While Bitcoin is a core part of the ransomware landscape, there isn’t necessarily a direct relationship between the rise of ransomware in 2016 and the increase in Bitcoin’s value. Bitcoin like any other commodity has its value determined by market economics of supply and demand. Perhaps as demand from organizations rises to buy Bitcoin as a hedge against potential future ransomware attacks, that demand has helped in some small way to raise the value of Bitcoin.
Another big factor in Bitcoin’s return to the $1,000 level is the fact that it has not had a major failure in the past two years. When Bitcoin was last valued over $1,000, the leading Bitcoin exchange was Mt. Gox.
On Feb. 28, 2014, Mt. Gox revealed that it had suffered a massive attack, losing 750,000 Bitcoins valued at approximately $473 million at the time. The Mt. Gox failure no doubt had a strong impact on the Bitcoin market and in the overall confidence for the crypto-currency market.
At the end of 2014, I wrote an analysis of the Bitcoin market at the time, which had suffered its worst year ever. On Dec. 29, 2014, Bitcoin was valued at approximately $312 and seem likely to fall even lower. Since 2014, there has not been another Mt.Gox incident. No major Bitcoin exchange has collapsed and while security incidents have occurred, none have been on the same scale. Back in 2014, I had expected that Bitcoin would still have value, but I didn’t predict a return to the $1,000 range.
Michael Moeser, Director of Payments Practice at Javelin Strategy and Research said that he’s not surprised that the value of Bitcoin is now above $1,000. He noted that Bitcoin’s value has been steadily increasing since January 2016 when its value was $420-$440.

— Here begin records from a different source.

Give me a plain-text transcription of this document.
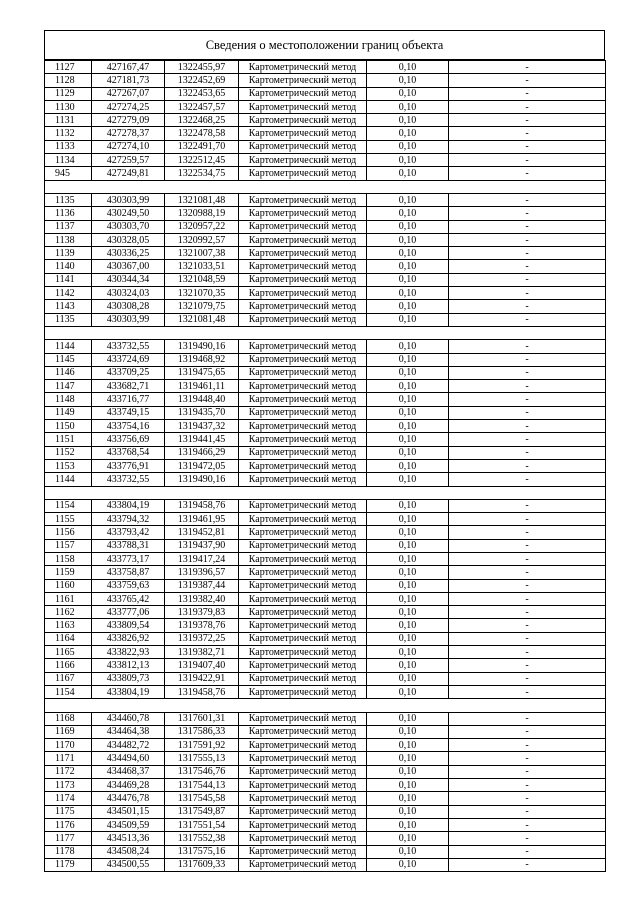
Сведения о местоположении границ объекта
1127	427167,47	1322455,97	Картометрический метод	0,10	-
1128	427181,73	1322452,69	Картометрический метод	0,10	-
1129	427267,07	1322453,65	Картометрический метод	0,10	-
1130	427274,25	1322457,57	Картометрический метод	0,10	-
1131	427279,09	1322468,25	Картометрический метод	0,10	-
1132	427278,37	1322478,58	Картометрический метод	0,10	-
1133	427274,10	1322491,70	Картометрический метод	0,10	-
1134	427259,57	1322512,45	Картометрический метод	0,10	-
945	427249,81	1322534,75	Картометрический метод	0,10	-

1135	430303,99	1321081,48	Картометрический метод	0,10	-
1136	430249,50	1320988,19	Картометрический метод	0,10	-
1137	430303,70	1320957,22	Картометрический метод	0,10	-
1138	430328,05	1320992,57	Картометрический метод	0,10	-
1139	430336,25	1321007,38	Картометрический метод	0,10	-
1140	430367,00	1321033,51	Картометрический метод	0,10	-
1141	430344,34	1321048,59	Картометрический метод	0,10	-
1142	430324,03	1321070,35	Картометрический метод	0,10	-
1143	430308,28	1321079,75	Картометрический метод	0,10	-
1135	430303,99	1321081,48	Картометрический метод	0,10	-

1144	433732,55	1319490,16	Картометрический метод	0,10	-
1145	433724,69	1319468,92	Картометрический метод	0,10	-
1146	433709,25	1319475,65	Картометрический метод	0,10	-
1147	433682,71	1319461,11	Картометрический метод	0,10	-
1148	433716,77	1319448,40	Картометрический метод	0,10	-
1149	433749,15	1319435,70	Картометрический метод	0,10	-
1150	433754,16	1319437,32	Картометрический метод	0,10	-
1151	433756,69	1319441,45	Картометрический метод	0,10	-
1152	433768,54	1319466,29	Картометрический метод	0,10	-
1153	433776,91	1319472,05	Картометрический метод	0,10	-
1144	433732,55	1319490,16	Картометрический метод	0,10	-

1154	433804,19	1319458,76	Картометрический метод	0,10	-
1155	433794,32	1319461,95	Картометрический метод	0,10	-
1156	433793,42	1319452,81	Картометрический метод	0,10	-
1157	433788,31	1319437,90	Картометрический метод	0,10	-
1158	433773,17	1319417,24	Картометрический метод	0,10	-
1159	433758,87	1319396,57	Картометрический метод	0,10	-
1160	433759,63	1319387,44	Картометрический метод	0,10	-
1161	433765,42	1319382,40	Картометрический метод	0,10	-
1162	433777,06	1319379,83	Картометрический метод	0,10	-
1163	433809,54	1319378,76	Картометрический метод	0,10	-
1164	433826,92	1319372,25	Картометрический метод	0,10	-
1165	433822,93	1319382,71	Картометрический метод	0,10	-
1166	433812,13	1319407,40	Картометрический метод	0,10	-
1167	433809,73	1319422,91	Картометрический метод	0,10	-
1154	433804,19	1319458,76	Картометрический метод	0,10	-

1168	434460,78	1317601,31	Картометрический метод	0,10	-
1169	434464,38	1317586,33	Картометрический метод	0,10	-
1170	434482,72	1317591,92	Картометрический метод	0,10	-
1171	434494,60	1317555,13	Картометрический метод	0,10	-
1172	434468,37	1317546,76	Картометрический метод	0,10	-
1173	434469,28	1317544,13	Картометрический метод	0,10	-
1174	434476,78	1317545,58	Картометрический метод	0,10	-
1175	434501,15	1317549,87	Картометрический метод	0,10	-
1176	434509,59	1317551,54	Картометрический метод	0,10	-
1177	434513,36	1317552,38	Картометрический метод	0,10	-
1178	434508,24	1317575,16	Картометрический метод	0,10	-
1179	434500,55	1317609,33	Картометрический метод	0,10	-
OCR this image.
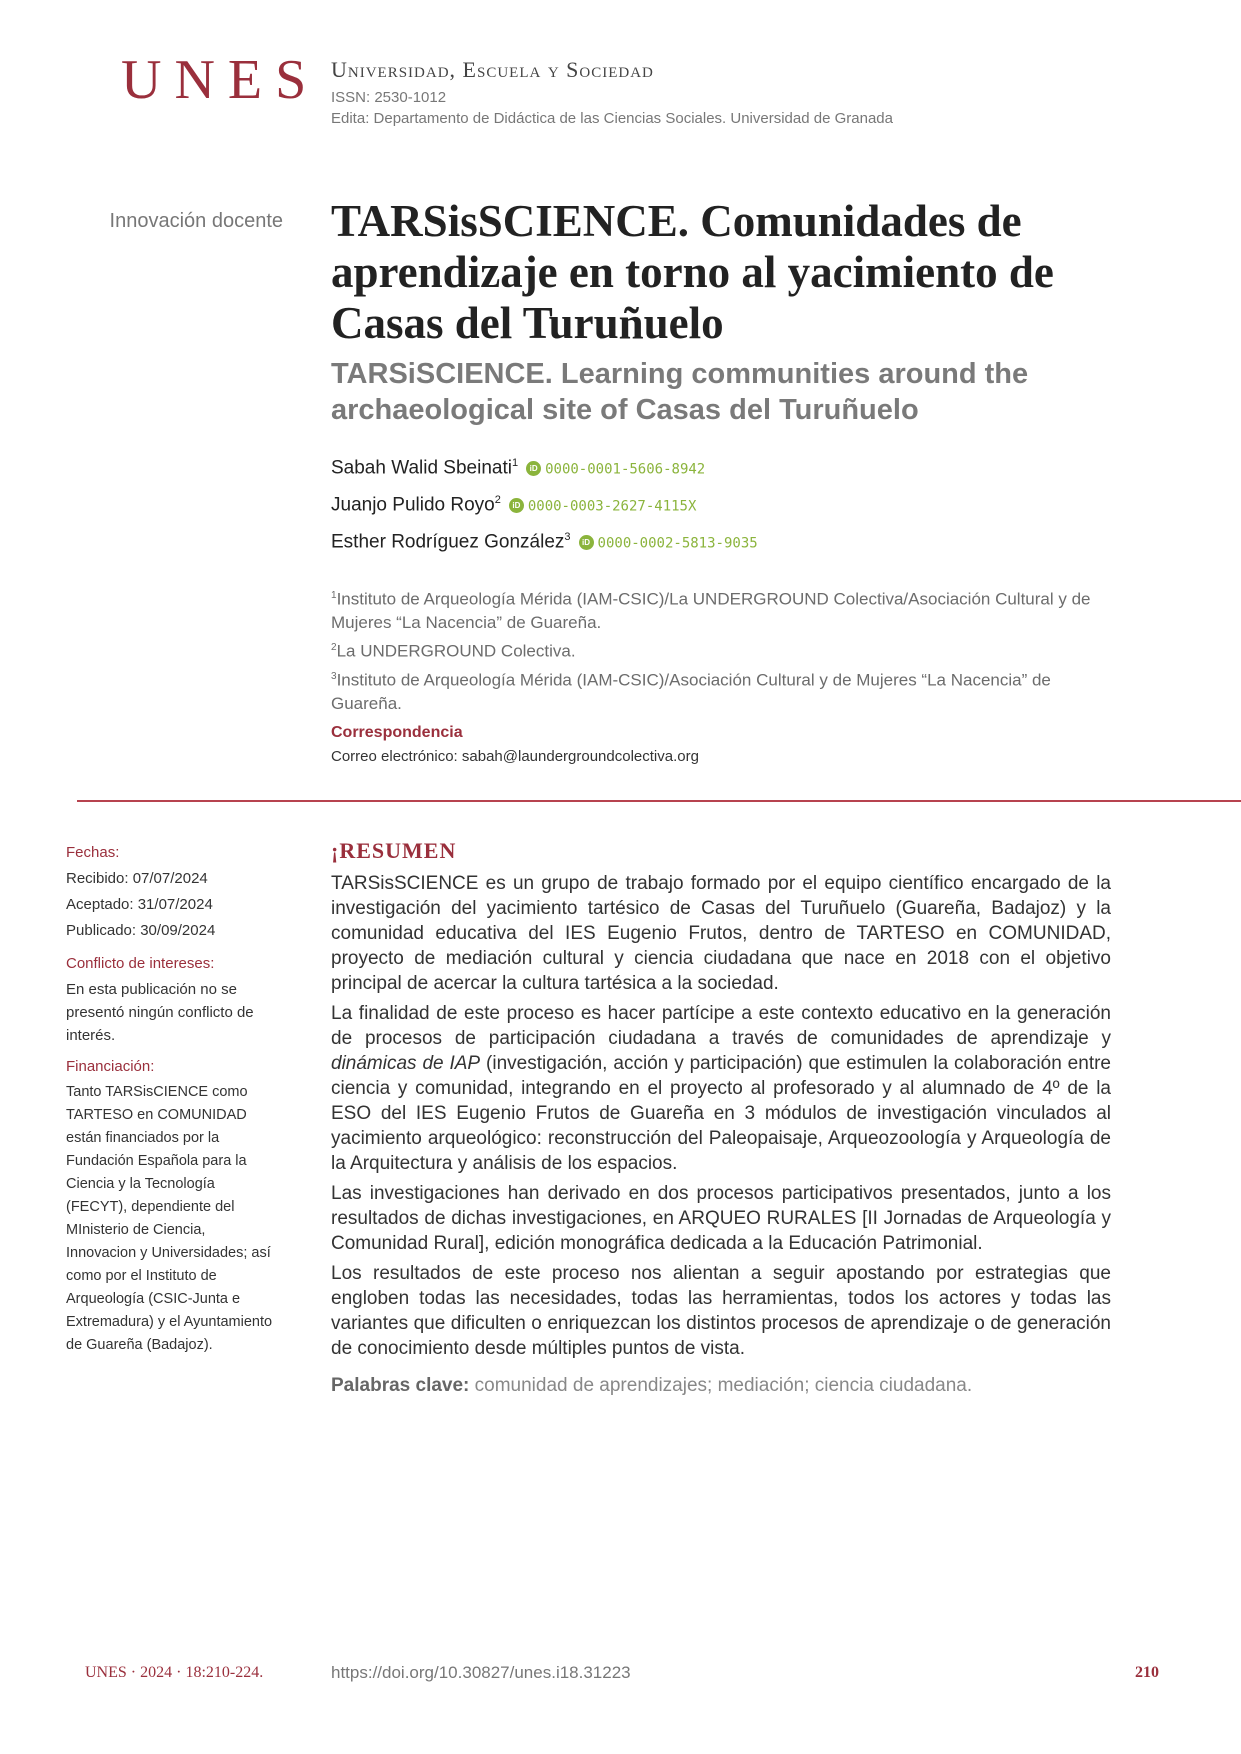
UNES Universidad, Escuela y Sociedad
ISSN: 2530-1012
Edita: Departamento de Didáctica de las Ciencias Sociales. Universidad de Granada
Innovación docente TARSisSCIENCE. Comunidades de aprendizaje en torno al yacimiento de Casas del Turuñuelo
TARSiSCIENCE. Learning communities around the archaeological site of Casas del Turuñuelo
Sabah Walid Sbeinati$^1$ iD 0000-0001-5606-8942
Juanjo Pulido Royo$^2$ iD 0000-0003-2627-4115X
Esther Rodríguez González$^3$ iD 0000-0002-5813-9035
$^1$Instituto de Arqueología Mérida (IAM-CSIC)/La UNDERGROUND Colectiva/Asociación Cultural y de Mujeres “La Nacencia” de Guareña.
$^2$La UNDERGROUND Colectiva.
$^3$Instituto de Arqueología Mérida (IAM-CSIC)/Asociación Cultural y de Mujeres “La Nacencia” de Guareña.
Correspondencia
Correo electrónico: sabah@laundergroundcolectiva.org
Fechas:
Recibido: 07/07/2024
Aceptado: 31/07/2024
Publicado: 30/09/2024
Conflicto de intereses:
En esta publicación no se presentó ningún conflicto de interés.
Financiación:
Tanto TARSisCIENCE como TARTESO en COMUNIDAD están financiados por la Fundación Española para la Ciencia y la Tecnología (FECYT), dependiente del MInisterio de Ciencia, Innovacion y Universidades; así como por el Instituto de Arqueología (CSIC-Junta e Extremadura) y el Ayuntamiento de Guareña (Badajoz).
¡RESUMEN

TARSisSCIENCE es un grupo de trabajo formado por el equipo científico encargado de la investigación del yacimiento tartésico de Casas del Turuñuelo (Guareña, Badajoz) y la comunidad educativa del IES Eugenio Frutos, dentro de TARTESO en COMUNIDAD, proyecto de mediación cultural y ciencia ciudadana que nace en 2018 con el objetivo principal de acercar la cultura tartésica a la sociedad.

La finalidad de este proceso es hacer partícipe a este contexto educativo en la generación de procesos de participación ciudadana a través de comunidades de aprendizaje y dinámicas de IAP (investigación, acción y participación) que estimulen la colaboración entre ciencia y comunidad, integrando en el proyecto al profesorado y al alumnado de 4º de la ESO del IES Eugenio Frutos de Guareña en 3 módulos de investigación vinculados al yacimiento arqueológico: reconstrucción del Paleopaisaje, Arqueozoología y Arqueología de la Arquitectura y análisis de los espacios.

Las investigaciones han derivado en dos procesos participativos presentados, junto a los resultados de dichas investigaciones, en ARQUEO RURALES [II Jornadas de Arqueología y Comunidad Rural], edición monográfica dedicada a la Educación Patrimonial.

Los resultados de este proceso nos alientan a seguir apostando por estrategias que engloben todas las necesidades, todas las herramientas, todos los actores y todas las variantes que dificulten o enriquezcan los distintos procesos de aprendizaje o de generación de conocimiento desde múltiples puntos de vista.

Palabras clave: comunidad de aprendizajes; mediación; ciencia ciudadana.
UNES · 2024 · 18:210-224.	https://doi.org/10.30827/unes.i18.31223	210
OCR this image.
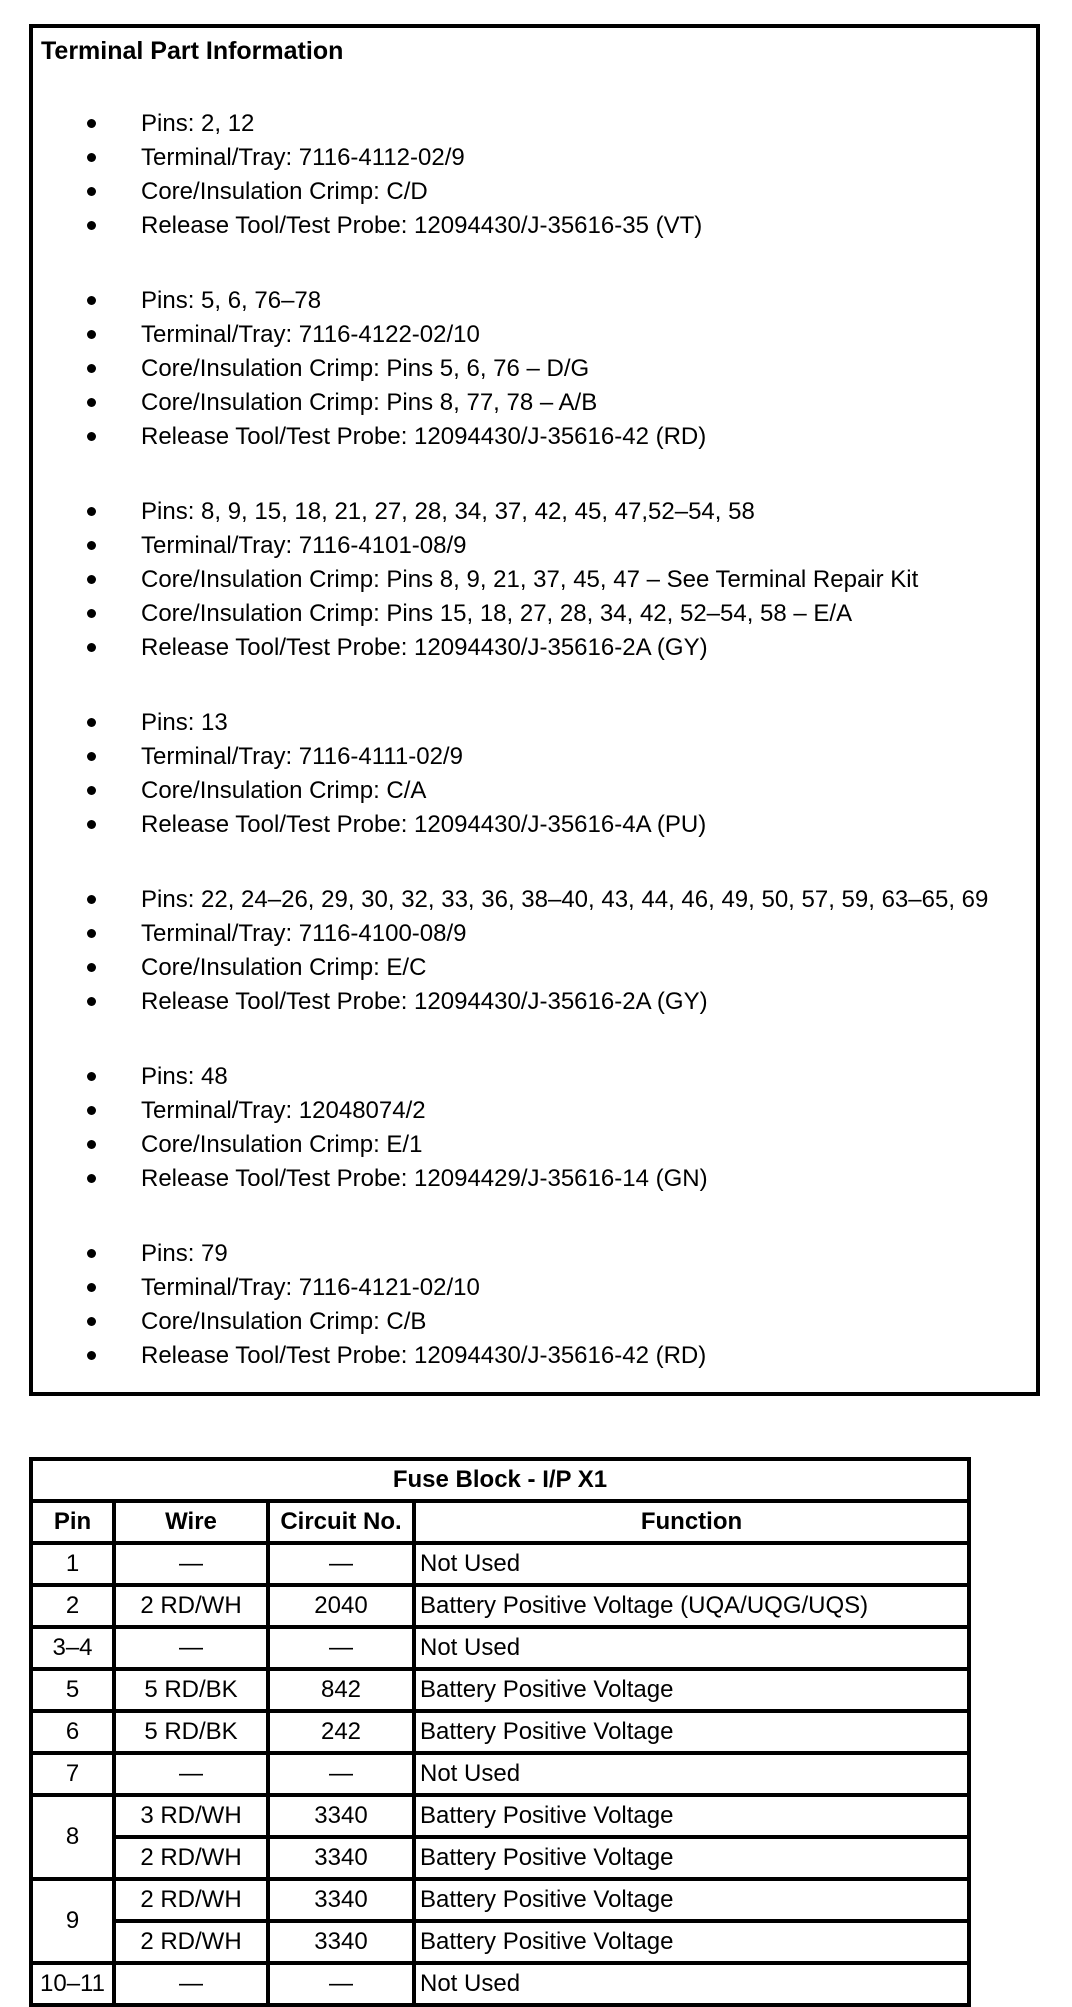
Terminal Part Information
Pins: 2, 12
Terminal/Tray: 7116-4112-02/9
Core/Insulation Crimp: C/D
Release Tool/Test Probe: 12094430/J-35616-35 (VT)
Pins: 5, 6, 76–78
Terminal/Tray: 7116-4122-02/10
Core/Insulation Crimp: Pins 5, 6, 76 – D/G
Core/Insulation Crimp: Pins 8, 77, 78 – A/B
Release Tool/Test Probe: 12094430/J-35616-42 (RD)
Pins: 8, 9, 15, 18, 21, 27, 28, 34, 37, 42, 45, 47,52–54, 58
Terminal/Tray: 7116-4101-08/9
Core/Insulation Crimp: Pins 8, 9, 21, 37, 45, 47 – See Terminal Repair Kit
Core/Insulation Crimp: Pins 15, 18, 27, 28, 34, 42, 52–54, 58 – E/A
Release Tool/Test Probe: 12094430/J-35616-2A (GY)
Pins: 13
Terminal/Tray: 7116-4111-02/9
Core/Insulation Crimp: C/A
Release Tool/Test Probe: 12094430/J-35616-4A (PU)
Pins: 22, 24–26, 29, 30, 32, 33, 36, 38–40, 43, 44, 46, 49, 50, 57, 59, 63–65, 69
Terminal/Tray: 7116-4100-08/9
Core/Insulation Crimp: E/C
Release Tool/Test Probe: 12094430/J-35616-2A (GY)
Pins: 48
Terminal/Tray: 12048074/2
Core/Insulation Crimp: E/1
Release Tool/Test Probe: 12094429/J-35616-14 (GN)
Pins: 79
Terminal/Tray: 7116-4121-02/10
Core/Insulation Crimp: C/B
Release Tool/Test Probe: 12094430/J-35616-42 (RD)
Fuse Block - I/P X1			
Pin	Wire	Circuit No.	Function
1	—	—	Not Used
2	2 RD/WH	2040	Battery Positive Voltage (UQA/UQG/UQS)
3–4	—	—	Not Used
5	5 RD/BK	842	Battery Positive Voltage
6	5 RD/BK	242	Battery Positive Voltage
7	—	—	Not Used
8	3 RD/WH	3340	Battery Positive Voltage
	2 RD/WH	3340	Battery Positive Voltage
9	2 RD/WH	3340	Battery Positive Voltage
	2 RD/WH	3340	Battery Positive Voltage
10–11	—	—	Not Used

“There are a number of factors influencing its growth, including tighter fiat currency controls, stronger demand and usage and limited increases in Bitcoin supply,” Moesner told eWEEK. “In terms of impact on the ecosystem, we should expect the price of Bitcoin to remain strong and potentially increase in 2017.”
“This will be exacerbated even more so as we see greater adoption of Bitcoin being used to solve cross-border payment challenges,” he said.